The artist was best known for his religious paintings, done in a neo-Byzantine style, with his work generally characterized as a synthesis of expressionism, Ukrainian-Byzantine and folk art traditions. Mr. Mazuryk's iconostasis for the Cathedral of St. Volodymyr in Paris serves as a fine example of contemporary Ukrainian church art.
Among his commissions as an iconographer, Mr. Mazuryk painted the iconostases in the chapels of the Shevchenko Scientific Society in Sarcelles, France, and the Holy Spirit Ukrainian Catholic Seminary in Ottawa.
In 1990 Mr. Mazuryk had a solo exhibition in Lviv and was invited to teach the painting of icons at the Lviv Institute of Applied and Decorative Arts.
Apart from church art, Mazuryk painted compositions and landscapes.
Mr. Mazuryk was born February 2, 1937, in Brezhava, Poland, into a Ukrainian Lemko family. The family suffered the fate of most Ukrainians in the region when in 1947 it was forcibly resettled as part of Akcja Wisla.

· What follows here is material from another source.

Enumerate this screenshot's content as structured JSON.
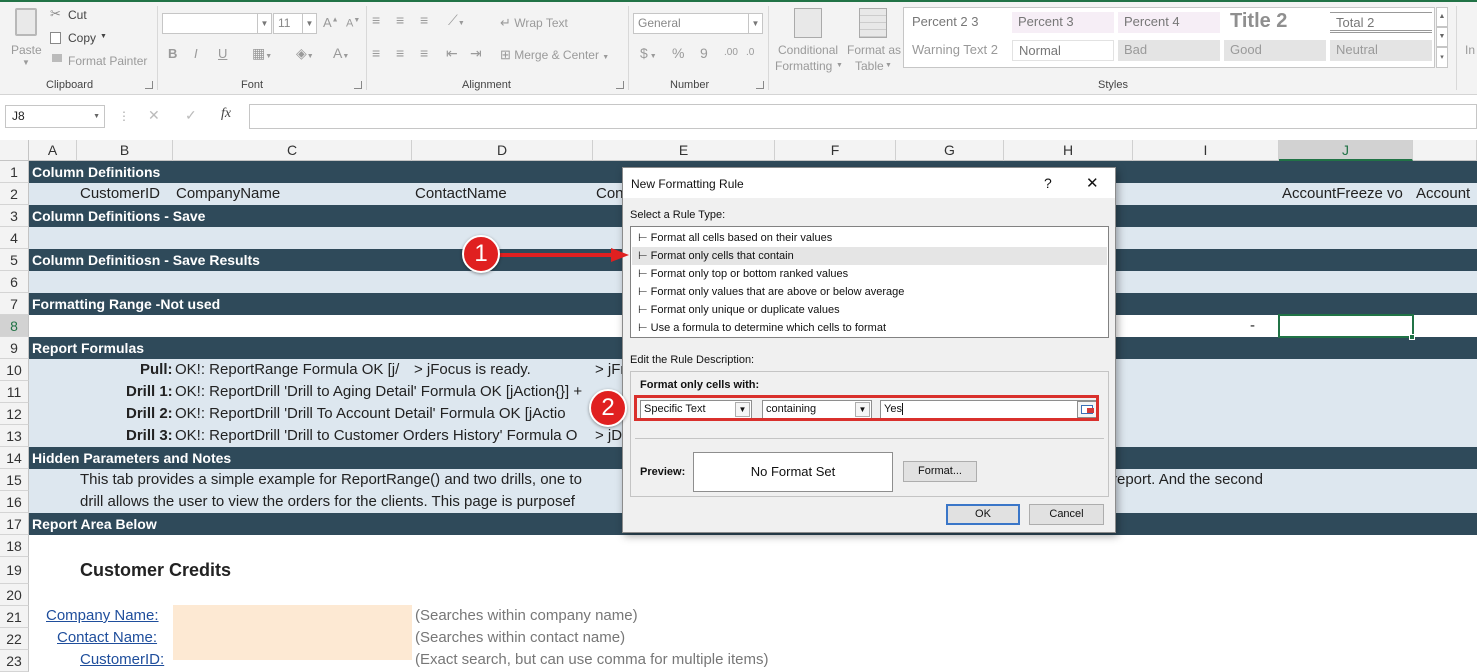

The family started life anew near Wroclaw, where Mr. Mazuryk subsequently attended art school.
Mr. Mazuryk graduated from the Academy of Art in Krakow in 1964, and, in 1967, left for Paris to study at L'Ecole des Beaux Arts. Since leaving Poland he lived and worked in Paris.
His first solo exhibition was held in 1972 in Paris. Numerous other exhibitions followed in France, Belgium, Germany, Canada and the United States.
Solo exhibitions of Mr. Mazuryk's work were held in Paris in 1972, 1973 and 1975. Among select group exhibitions in Paris were exhibits held at the Salon d'Autumn (1970); Salon d'Art Sâcré (1971), at which Mr. Mazuryk won first prize; Salon des Artists Français, 1971, 1972; Gallerie Cimaise 1972, 1973, 1974; and Gallerie Miron François, 1972.
Among exhibits in the United States were exhibits at the Museum of Modern Art in Boston, as well as in Toronto and in Philadelphia in 1973.
Mr. Mazuryk is survived by his wife, Odarka, and two sons, Sviatoslav and Boian.